Trumpeter Alex Sipiagin has been a member of bassist Dave Holland‘s pool of sidemen for over a decade: He can be heard on 2005’s Overtime, recorded in 2002; 2008’s Pass It On; and 2010’s Pathways. (He’s also played with Michael Brecker for years.) Consequently, it’s not too surprising that Holland would agree to perform on Sipiagin’s latest album as a leader, From Reality and Back (buy it from Amazon). The two are joined by tenor saxophonist Seamus Blake, who’s been a regular partner of Sipiagin’s since the 1990s; keyboardist Gonzalo Rubalcaba, whose 5Passion label has released the album; and drummer Antonio Sanchez. The group blows through eight tracks in 71 minutes, mostly originals by the trumpeter, with the exception of “Son Uvedny Posle (Dream Seen Later),” which was written for the group by Pat Metheny (who doesn’t play on it).
Things begin in a relatively mellow manner on the nine-minute album opener “Around the Bend,” with Rubalcaba on organ and the two horns winding through a long and complicated melody, interjecting and commenting on each other’s singing as they go. The bandleader is the first to solo, and his tone is as thick and full as ever. He frequently sounds like he’s playing a flügelhorn, even when he’s not. Blake follows him, with a smooth (not that kind of smooth), but occasionally hoarse and exultant solo that sets the stage for a liquid, impressionistic interlude from Rubalcaba, with Holland and Sanchez throbbing and tumbling around behind him.
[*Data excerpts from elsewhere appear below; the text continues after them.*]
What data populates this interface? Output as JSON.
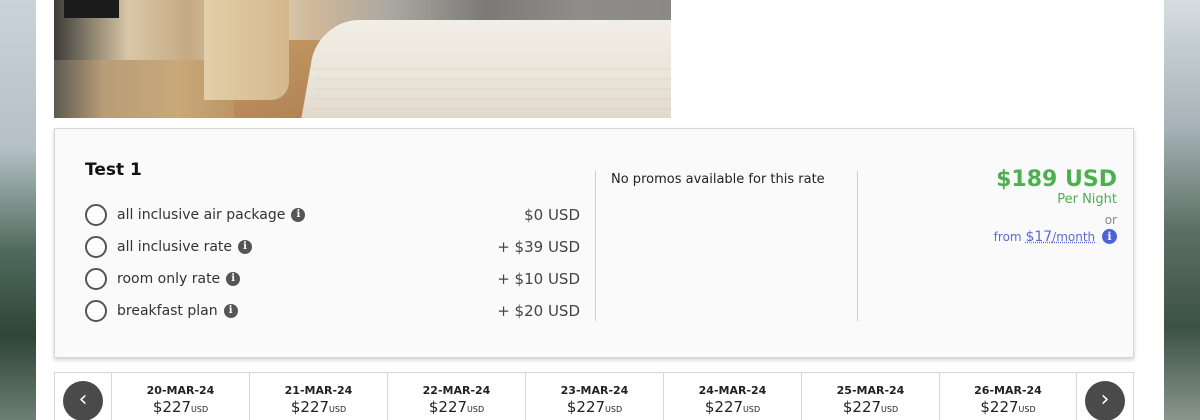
{
  "rate": {
    "title": "Test 1",
    "options": [
      {
        "label": "all inclusive air package",
        "price": "$0 USD"
      },
      {
        "label": "all inclusive rate",
        "price": "+ $39 USD"
      },
      {
        "label": "room only rate",
        "price": "+ $10 USD"
      },
      {
        "label": "breakfast plan",
        "price": "+ $20 USD"
      }
    ],
    "info_glyph": "i",
    "promo_text": "No promos available for this rate",
    "price": "$189 USD",
    "per_night": "Per Night",
    "or_text": "or",
    "from_prefix": "from",
    "monthly_amount": "$17",
    "monthly_unit": "/month",
    "price_color": "#4caf50",
    "financing_color": "#5a6bd6"
  },
  "date_strip": {
    "prev_glyph": "‹",
    "next_glyph": "›",
    "dates": [
      {
        "date": "20-MAR-24",
        "price": "$227",
        "currency": "USD"
      },
      {
        "date": "21-MAR-24",
        "price": "$227",
        "currency": "USD"
      },
      {
        "date": "22-MAR-24",
        "price": "$227",
        "currency": "USD"
      },
      {
        "date": "23-MAR-24",
        "price": "$227",
        "currency": "USD"
      },
      {
        "date": "24-MAR-24",
        "price": "$227",
        "currency": "USD"
      },
      {
        "date": "25-MAR-24",
        "price": "$227",
        "currency": "USD"
      },
      {
        "date": "26-MAR-24",
        "price": "$227",
        "currency": "USD"
      }
    ]
  }
}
The album doesn’t stay mellow, though; “End of…” is built around repeated iterations of a complex, boiling-over unison horn line, and takes nearly two minutes for solos to begin. Sipiagin launches himself into the horn’s upper register, trading lines with Blake and emitting one searing high note and rippling, Freddie Hubbard-esque line after another. Behind the two men, the rhythm trio skitter and caper around what could be a groove if it would ever slow down long enough to settle into one. As it is, the listener is kept continually on his or her toes. The Metheny composition is a simmering ballad, atmospheric and beautiful. In its dreamlike manner, it’s a companion piece to the album’s title track, which meanders like something the Miles Davis Quintet might have recorded in 1967 or 1968.
Seamus Blake reappears on Sipiagin’s other new(ish) release, Live at Smalls (buy it from Amazon). There, the group consists of the trumpeter, the saxophonist, pianist Dave Kikoski, bassist Boris Kozlov and drummer Nate Smith. In every way, this is a rougher and more expansive album than From Reality and Back. It’s only got five tracks, but sprawls out for a solid 70-plus minutes; the shortest piece is the 11-minute “Calming,” the longest the near-20-minute “Pass.” The recording is professional, but relatively unpolished, reflecting the realities of witnessing a performance in a club that holds only 60 paying audience members. In terms of sound quality, it’s not that different from a recording of John Coltrane or Sonny Rollins at the Village Vanguard in the early 1960s. Musically, of course, it’s more expansive, throwing surprises at the listener; for example, Kikoski offers both classical- and Latin-derived phrases within the same solo on the opening number, “Live Score.”
Sipiagin’s tone is less full on this live recording than on From Reality and Back. On “Videlles,” his solo sounds oddly muffled—not like he’s playing with a mute, but like he’s got the horn in a bag or something. Blake, on the other hand, has a keening yet gruff and bluesy tone. His solo on the atmospheric “Calming,” with Kikoski’s piano clanging behind him, is maybe the high point of the entire disc. As a raw document of a committed and communicative band, Live at Smalls is terrific. It shouldn’t be the first thing anyone hears by Alex Sipiagin as a leader, but that’s unlikely anyway. This one’s for longtime fans, and they’ll be very pleased.